容器运行后，您可以测试API。 API文档可在http://localhost:5001/docs访问。

音频文件：

import json
import requests

filepath = "/path/to/audio/file.wav"  # 或任何其他可由ffmpeg转换的格式
data = {
    "num_speakers": -1,  # 保持为-1以猜测说话人数量
    "diarization": True,  # 处理时间更长但有说话人段落归属
    "multi_channel": False,  # 仅用于每个通道一个说话人的立体声音频文件
    "source_lang": "en",  # 可选，默认为"en"
    "timestamps": "s",  # 可选，默认为"s"。可以是"s"、"ms"或"hms"。
    "word_timestamps": False,  # 可选，默认为False
}

with open(filepath, "rb") as f:
    files = {"file": f}
    response = requests.post(
        "http://localhost:5001/api/v1/audio",
        files=files,
        data=data,
    )

r_json = response.json()

filename = filepath.split(".")[0]
with open(f"{filename}.json", "w", encoding="utf-8") as f:
    json.dump(r_json, f, indent=4, ensure_ascii=False)

YouTube视频：

import json
import requests

headers = {"accept": "application/json", "Content-Type": "application/json"}
params = {"url": "https://youtu.be/JZ696sbfPHs"}
data = {
    "diarization": True,  # 处理时间更长但有说话人段落归属
    "source_lang": "en",  # 可选，默认为"en"
    "timestamps": "s",  # 可选，默认为"s"。可以是"s"、"ms"或"hms"。
    "word_timestamps": False,  # 可选，默认为False
}

response = requests.post(
    "http://localhost:5001/api/v1/youtube",
    headers=headers,
    params=params,
    data=json.dumps(data),
)

r_json = response.json()

with open("youtube_video_output.json", "w", encoding="utf-8") as f:
    json.dump(r_json, f, indent=4, ensure_ascii=False)

运行本地模型

您可以链接本地文件夹路径以使用自定义模型。如果这样做，您应该在docker run命令中将文件夹挂载为卷，或将模型目录包含在Dockerfile中以将其烘焙到镜像中。

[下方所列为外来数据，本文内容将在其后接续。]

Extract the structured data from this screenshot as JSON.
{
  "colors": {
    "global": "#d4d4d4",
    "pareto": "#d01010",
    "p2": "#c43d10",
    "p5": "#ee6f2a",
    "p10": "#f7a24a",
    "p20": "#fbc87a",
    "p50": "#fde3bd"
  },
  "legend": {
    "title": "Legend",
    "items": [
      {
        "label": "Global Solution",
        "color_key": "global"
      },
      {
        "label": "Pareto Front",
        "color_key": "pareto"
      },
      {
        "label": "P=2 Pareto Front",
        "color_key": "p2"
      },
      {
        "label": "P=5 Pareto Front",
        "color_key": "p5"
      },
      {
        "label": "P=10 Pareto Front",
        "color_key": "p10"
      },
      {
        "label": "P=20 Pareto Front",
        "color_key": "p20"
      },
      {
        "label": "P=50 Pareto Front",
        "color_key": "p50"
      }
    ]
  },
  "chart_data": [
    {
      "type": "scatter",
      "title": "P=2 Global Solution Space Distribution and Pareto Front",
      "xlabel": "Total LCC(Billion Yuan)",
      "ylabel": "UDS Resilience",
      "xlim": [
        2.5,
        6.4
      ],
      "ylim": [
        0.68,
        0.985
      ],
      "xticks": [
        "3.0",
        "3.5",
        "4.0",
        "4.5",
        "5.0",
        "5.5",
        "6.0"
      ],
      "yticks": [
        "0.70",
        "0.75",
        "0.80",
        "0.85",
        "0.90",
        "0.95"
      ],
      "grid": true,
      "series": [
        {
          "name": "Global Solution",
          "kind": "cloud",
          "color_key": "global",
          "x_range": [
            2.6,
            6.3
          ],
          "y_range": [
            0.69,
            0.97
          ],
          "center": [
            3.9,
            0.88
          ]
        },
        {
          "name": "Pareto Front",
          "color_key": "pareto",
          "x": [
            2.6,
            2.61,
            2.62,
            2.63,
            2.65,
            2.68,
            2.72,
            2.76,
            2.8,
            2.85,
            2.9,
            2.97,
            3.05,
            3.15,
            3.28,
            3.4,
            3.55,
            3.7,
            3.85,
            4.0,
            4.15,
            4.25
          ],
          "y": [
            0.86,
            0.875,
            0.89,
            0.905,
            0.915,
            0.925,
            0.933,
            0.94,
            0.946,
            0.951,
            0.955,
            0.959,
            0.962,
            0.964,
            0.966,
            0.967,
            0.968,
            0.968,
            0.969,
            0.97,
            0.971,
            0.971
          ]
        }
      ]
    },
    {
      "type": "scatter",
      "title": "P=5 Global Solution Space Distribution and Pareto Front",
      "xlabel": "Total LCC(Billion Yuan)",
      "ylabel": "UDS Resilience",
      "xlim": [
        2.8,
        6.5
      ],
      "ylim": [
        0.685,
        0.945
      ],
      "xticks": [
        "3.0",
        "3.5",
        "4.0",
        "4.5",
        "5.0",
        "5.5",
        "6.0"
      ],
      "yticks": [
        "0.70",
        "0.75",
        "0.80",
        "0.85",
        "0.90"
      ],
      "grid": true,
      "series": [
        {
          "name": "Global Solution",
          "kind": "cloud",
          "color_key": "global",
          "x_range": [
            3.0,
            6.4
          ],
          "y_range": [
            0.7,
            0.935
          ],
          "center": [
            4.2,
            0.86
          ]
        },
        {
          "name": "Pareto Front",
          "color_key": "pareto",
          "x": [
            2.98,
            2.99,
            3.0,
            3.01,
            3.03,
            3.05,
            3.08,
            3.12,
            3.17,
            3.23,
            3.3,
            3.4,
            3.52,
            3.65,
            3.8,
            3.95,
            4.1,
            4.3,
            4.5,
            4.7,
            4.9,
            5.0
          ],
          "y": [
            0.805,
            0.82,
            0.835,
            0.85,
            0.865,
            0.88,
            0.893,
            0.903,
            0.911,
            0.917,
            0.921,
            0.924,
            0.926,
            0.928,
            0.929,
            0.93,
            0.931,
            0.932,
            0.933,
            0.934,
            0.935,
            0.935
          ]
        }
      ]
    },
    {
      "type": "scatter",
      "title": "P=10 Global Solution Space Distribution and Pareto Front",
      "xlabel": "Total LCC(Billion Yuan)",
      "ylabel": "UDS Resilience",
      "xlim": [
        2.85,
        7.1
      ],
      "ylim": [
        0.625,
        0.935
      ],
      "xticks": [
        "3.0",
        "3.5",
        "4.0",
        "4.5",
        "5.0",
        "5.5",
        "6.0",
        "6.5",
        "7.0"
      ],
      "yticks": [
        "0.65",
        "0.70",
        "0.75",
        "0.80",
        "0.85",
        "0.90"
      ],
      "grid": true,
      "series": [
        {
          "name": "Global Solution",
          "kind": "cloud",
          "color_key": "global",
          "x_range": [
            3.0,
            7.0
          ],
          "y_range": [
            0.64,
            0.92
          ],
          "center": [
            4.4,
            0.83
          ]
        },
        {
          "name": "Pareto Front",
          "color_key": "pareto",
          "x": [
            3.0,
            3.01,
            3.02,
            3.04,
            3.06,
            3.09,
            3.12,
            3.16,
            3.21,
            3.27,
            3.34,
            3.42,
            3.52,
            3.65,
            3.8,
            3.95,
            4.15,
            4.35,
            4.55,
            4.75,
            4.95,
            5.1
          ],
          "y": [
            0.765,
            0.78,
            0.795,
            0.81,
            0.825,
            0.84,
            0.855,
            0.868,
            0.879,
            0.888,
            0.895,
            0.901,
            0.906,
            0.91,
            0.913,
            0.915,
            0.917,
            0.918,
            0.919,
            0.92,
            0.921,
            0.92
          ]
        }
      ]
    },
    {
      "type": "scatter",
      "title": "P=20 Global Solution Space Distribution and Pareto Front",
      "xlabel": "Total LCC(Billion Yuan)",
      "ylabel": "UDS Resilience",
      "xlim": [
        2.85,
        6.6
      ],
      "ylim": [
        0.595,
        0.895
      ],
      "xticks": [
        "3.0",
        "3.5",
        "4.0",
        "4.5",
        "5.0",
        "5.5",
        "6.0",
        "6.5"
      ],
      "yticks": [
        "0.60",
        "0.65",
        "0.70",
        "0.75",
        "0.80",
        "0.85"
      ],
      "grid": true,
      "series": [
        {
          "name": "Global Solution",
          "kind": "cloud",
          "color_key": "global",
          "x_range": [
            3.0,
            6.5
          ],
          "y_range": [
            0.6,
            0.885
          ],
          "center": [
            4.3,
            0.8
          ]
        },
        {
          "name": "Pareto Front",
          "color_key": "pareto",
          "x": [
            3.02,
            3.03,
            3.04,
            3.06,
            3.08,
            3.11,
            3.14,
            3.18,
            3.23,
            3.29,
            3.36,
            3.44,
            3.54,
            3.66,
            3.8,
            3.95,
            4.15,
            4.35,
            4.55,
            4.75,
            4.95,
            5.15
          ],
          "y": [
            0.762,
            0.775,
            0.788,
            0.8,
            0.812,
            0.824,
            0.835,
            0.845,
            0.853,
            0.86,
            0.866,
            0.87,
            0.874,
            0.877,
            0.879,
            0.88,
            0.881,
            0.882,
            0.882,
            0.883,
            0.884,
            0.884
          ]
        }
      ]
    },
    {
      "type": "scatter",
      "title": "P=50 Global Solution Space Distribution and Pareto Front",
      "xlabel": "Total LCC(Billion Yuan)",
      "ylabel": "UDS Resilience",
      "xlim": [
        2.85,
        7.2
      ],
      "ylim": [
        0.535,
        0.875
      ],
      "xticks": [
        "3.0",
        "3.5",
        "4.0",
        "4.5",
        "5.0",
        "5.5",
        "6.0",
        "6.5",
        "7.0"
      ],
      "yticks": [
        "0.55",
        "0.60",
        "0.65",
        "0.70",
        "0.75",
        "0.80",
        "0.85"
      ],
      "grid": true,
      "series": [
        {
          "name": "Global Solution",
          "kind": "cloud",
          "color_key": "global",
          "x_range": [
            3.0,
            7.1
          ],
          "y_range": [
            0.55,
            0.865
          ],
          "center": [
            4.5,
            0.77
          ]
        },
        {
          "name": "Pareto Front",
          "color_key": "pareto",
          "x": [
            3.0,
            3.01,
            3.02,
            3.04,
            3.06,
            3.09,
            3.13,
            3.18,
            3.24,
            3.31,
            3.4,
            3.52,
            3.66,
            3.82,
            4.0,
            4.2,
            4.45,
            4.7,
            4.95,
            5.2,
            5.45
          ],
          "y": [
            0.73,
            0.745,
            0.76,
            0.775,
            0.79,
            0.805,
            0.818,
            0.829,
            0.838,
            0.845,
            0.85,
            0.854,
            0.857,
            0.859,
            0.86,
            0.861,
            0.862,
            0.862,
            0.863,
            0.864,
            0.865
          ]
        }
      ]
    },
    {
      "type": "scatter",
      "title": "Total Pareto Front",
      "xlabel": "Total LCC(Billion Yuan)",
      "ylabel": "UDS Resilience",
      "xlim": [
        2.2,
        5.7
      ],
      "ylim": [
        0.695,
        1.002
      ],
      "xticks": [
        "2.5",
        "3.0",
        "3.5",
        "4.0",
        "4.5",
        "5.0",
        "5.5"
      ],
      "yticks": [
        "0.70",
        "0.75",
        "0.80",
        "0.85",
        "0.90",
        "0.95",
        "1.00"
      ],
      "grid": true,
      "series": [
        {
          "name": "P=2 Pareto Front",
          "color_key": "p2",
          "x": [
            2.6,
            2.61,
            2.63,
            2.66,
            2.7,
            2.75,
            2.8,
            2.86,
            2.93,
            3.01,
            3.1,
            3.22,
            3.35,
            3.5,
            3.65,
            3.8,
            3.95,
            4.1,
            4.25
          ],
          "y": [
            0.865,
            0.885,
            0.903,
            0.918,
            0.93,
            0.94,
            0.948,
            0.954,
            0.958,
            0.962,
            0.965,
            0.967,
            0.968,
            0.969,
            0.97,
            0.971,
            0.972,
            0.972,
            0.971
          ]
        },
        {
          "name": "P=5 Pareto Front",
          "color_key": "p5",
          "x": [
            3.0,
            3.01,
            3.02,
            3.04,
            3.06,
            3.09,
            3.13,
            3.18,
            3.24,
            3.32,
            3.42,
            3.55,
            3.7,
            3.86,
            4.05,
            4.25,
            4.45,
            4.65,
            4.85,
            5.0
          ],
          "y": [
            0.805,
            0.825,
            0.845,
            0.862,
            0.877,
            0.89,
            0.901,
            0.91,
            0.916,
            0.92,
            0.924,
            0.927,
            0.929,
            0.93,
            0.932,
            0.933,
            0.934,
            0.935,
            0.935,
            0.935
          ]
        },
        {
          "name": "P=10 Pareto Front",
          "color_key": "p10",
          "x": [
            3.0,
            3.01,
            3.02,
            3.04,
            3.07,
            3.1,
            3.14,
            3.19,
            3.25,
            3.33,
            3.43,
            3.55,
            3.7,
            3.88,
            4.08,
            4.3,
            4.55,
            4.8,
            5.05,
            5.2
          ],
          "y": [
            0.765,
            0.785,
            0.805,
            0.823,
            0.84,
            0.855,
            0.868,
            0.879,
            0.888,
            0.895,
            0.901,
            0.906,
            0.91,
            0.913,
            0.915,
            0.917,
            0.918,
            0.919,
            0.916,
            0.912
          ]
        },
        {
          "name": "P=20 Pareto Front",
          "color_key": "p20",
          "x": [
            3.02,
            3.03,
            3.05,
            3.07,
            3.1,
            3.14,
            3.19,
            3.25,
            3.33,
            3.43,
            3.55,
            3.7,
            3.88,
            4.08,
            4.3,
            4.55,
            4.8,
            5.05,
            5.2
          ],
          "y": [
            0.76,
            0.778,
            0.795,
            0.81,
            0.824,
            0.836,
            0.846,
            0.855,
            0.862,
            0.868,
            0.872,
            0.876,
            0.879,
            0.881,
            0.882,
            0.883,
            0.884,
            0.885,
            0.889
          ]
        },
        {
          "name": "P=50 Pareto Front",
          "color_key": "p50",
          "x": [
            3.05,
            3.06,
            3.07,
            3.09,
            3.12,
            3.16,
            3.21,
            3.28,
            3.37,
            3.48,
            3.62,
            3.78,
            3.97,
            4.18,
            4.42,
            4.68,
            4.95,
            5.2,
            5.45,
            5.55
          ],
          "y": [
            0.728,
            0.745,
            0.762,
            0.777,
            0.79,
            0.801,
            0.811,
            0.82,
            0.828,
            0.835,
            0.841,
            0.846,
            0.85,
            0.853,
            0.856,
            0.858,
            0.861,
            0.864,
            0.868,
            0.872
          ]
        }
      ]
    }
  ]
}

注意，对于默认的tensorrt-llm whisper引擎，获取转换后模型的最简单方法是使用hatch在本地启动服务器一次。在.env中指定WHISPER_MODEL和ALIGN_MODEL，然后在终端中运行hatch run runtime:launch。这将下载并转换这些模型。

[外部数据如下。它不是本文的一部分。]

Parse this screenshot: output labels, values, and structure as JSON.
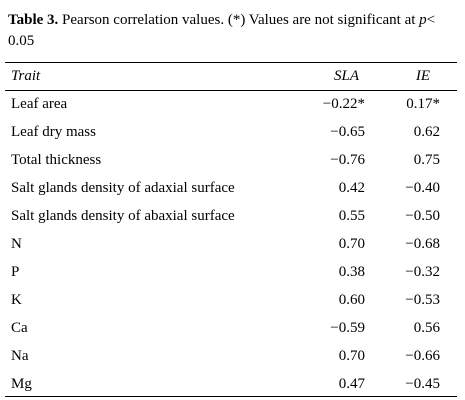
{
  "caption": {
    "label": "Table 3.",
    "text_1": " Pearson correlation values. (*) Values are not significant at ",
    "p_symbol": "p",
    "text_2": "< 0.05"
  },
  "table": {
    "headers": {
      "trait": "Trait",
      "sla": "SLA",
      "ie": "IE"
    },
    "rows": [
      {
        "trait": "Leaf area",
        "sla": "−0.22*",
        "ie": "0.17*"
      },
      {
        "trait": "Leaf dry mass",
        "sla": "−0.65",
        "ie": "0.62"
      },
      {
        "trait": "Total thickness",
        "sla": "−0.76",
        "ie": "0.75"
      },
      {
        "trait": "Salt glands density of adaxial surface",
        "sla": "0.42",
        "ie": "−0.40"
      },
      {
        "trait": "Salt glands density of abaxial surface",
        "sla": "0.55",
        "ie": "−0.50"
      },
      {
        "trait": "N",
        "sla": "0.70",
        "ie": "−0.68"
      },
      {
        "trait": "P",
        "sla": "0.38",
        "ie": "−0.32"
      },
      {
        "trait": "K",
        "sla": "0.60",
        "ie": "−0.53"
      },
      {
        "trait": "Ca",
        "sla": "−0.59",
        "ie": "0.56"
      },
      {
        "trait": "Na",
        "sla": "0.70",
        "ie": "−0.66"
      },
      {
        "trait": "Mg",
        "sla": "0.47",
        "ie": "−0.45"
      }
    ]
  }
}
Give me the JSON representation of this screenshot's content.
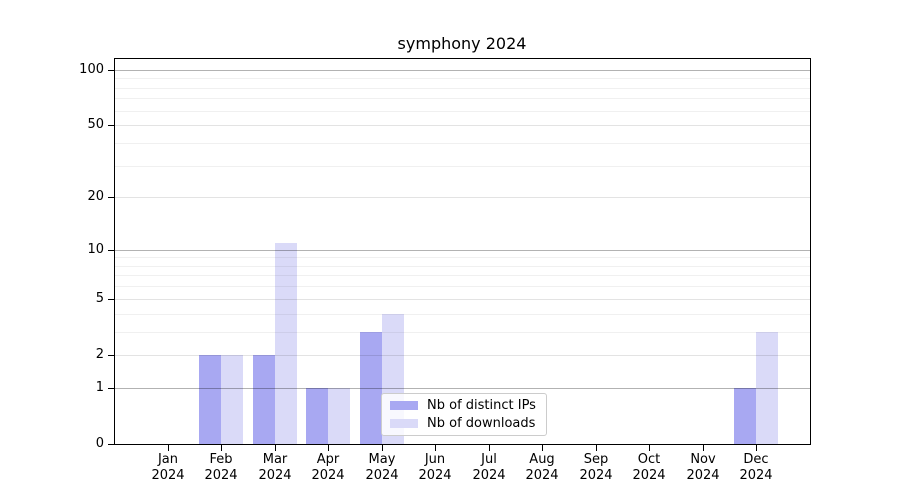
{
  "chart_data": {
    "type": "bar",
    "title": "symphony 2024",
    "categories": [
      "Jan",
      "Feb",
      "Mar",
      "Apr",
      "May",
      "Jun",
      "Jul",
      "Aug",
      "Sep",
      "Oct",
      "Nov",
      "Dec"
    ],
    "category_year": "2024",
    "series": [
      {
        "name": "Nb of distinct IPs",
        "color": "#a8a8f2",
        "values": [
          0,
          2,
          2,
          1,
          3,
          0,
          0,
          0,
          0,
          0,
          0,
          1
        ]
      },
      {
        "name": "Nb of downloads",
        "color": "#dadaf8",
        "values": [
          0,
          2,
          11,
          1,
          4,
          0,
          0,
          0,
          0,
          0,
          0,
          3
        ]
      }
    ],
    "yscale": "log1p",
    "ylim": [
      0,
      116
    ],
    "xlabel": "",
    "ylabel": "",
    "grid": true,
    "legend_position": "inside lower center-left",
    "y_ticks": [
      {
        "value": 0,
        "label": "0",
        "weight": "axis"
      },
      {
        "value": 1,
        "label": "1",
        "weight": "major"
      },
      {
        "value": 2,
        "label": "2",
        "weight": "labeled-minor"
      },
      {
        "value": 5,
        "label": "5",
        "weight": "labeled-minor"
      },
      {
        "value": 10,
        "label": "10",
        "weight": "major"
      },
      {
        "value": 20,
        "label": "20",
        "weight": "labeled-minor"
      },
      {
        "value": 50,
        "label": "50",
        "weight": "labeled-minor"
      },
      {
        "value": 100,
        "label": "100",
        "weight": "major"
      }
    ],
    "y_minor_ticks": [
      3,
      4,
      6,
      7,
      8,
      9,
      30,
      40,
      60,
      70,
      80,
      90
    ]
  },
  "colors": {
    "grid_major": "rgba(0,0,0,0.30)",
    "grid_labeled_minor": "rgba(0,0,0,0.11)",
    "grid_minor": "rgba(0,0,0,0.06)",
    "axis": "#000000",
    "legend_border": "#cccccc",
    "background": "#ffffff"
  }
}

然后，您会在cloned_wordcab_transcribe_repo/src/wordcab_transcribe/whisper_models中找到转换后的模型。然后在Dockerfile中，将转换后的模型复制到/app/src/wordcab_transcribe/whisper_models目录。

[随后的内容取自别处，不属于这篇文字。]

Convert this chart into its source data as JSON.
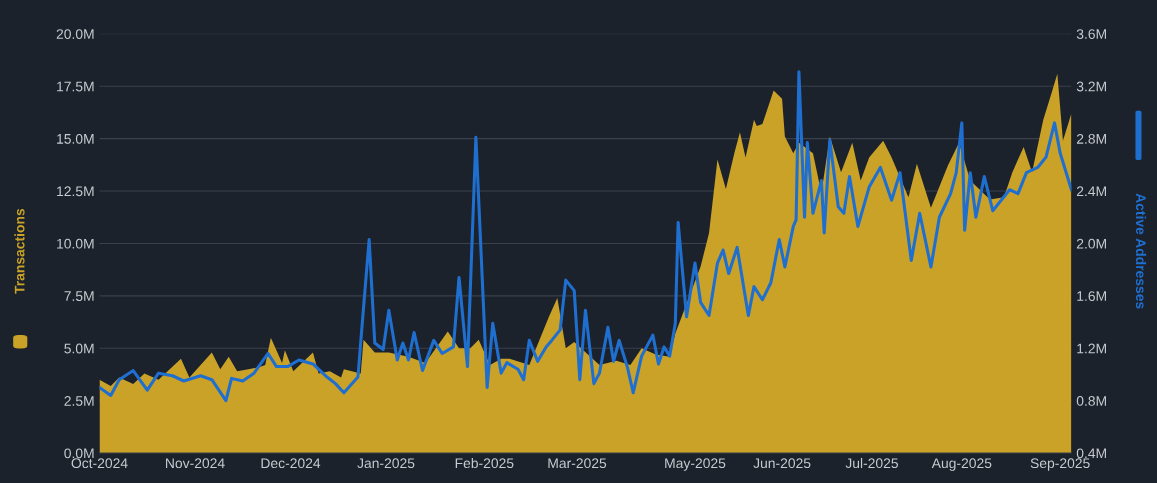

WHISPER_MODEL的Dockerfile示例行：COPY cloned_wordcab_transcribe_repo/src/wordcab_transcribe/whisper_models/large-v3 /app/src/wordcab_transcribe/whisper_models/large-v3 ALIGN_MODEL的Dockerfile示例行：COPY cloned_wordcab_transcribe_repo/src/wordcab_transcribe/whisper_models/tiny /app/src/wordcab_transcribe/whisper_models/tiny

🚀 贡献

入门

确保您已安装Hatch（例如使用pipx）：

hatch

克隆仓库

git clone
cd wordcab-transcribe

安装依赖并开始编码

hatch env create

运行测试

# 不修改代码的质量检查
hatch run quality:check

# 质量检查和自动格式化
hatch run quality:format

# 运行带覆盖率的测试
hatch run tests:run

工作流程

为您要处理的功能或错误创建一个问题。
使用GitHub左侧面板创建分支。
git fetch和git checkout该分支。
进行更改并提交。
将分支推送到GitHub。
创建拉取请求并请求审核。
当获得批准且CI通过时合并拉取请求。
删除分支。
使用git fetch和git pull更新本地仓库。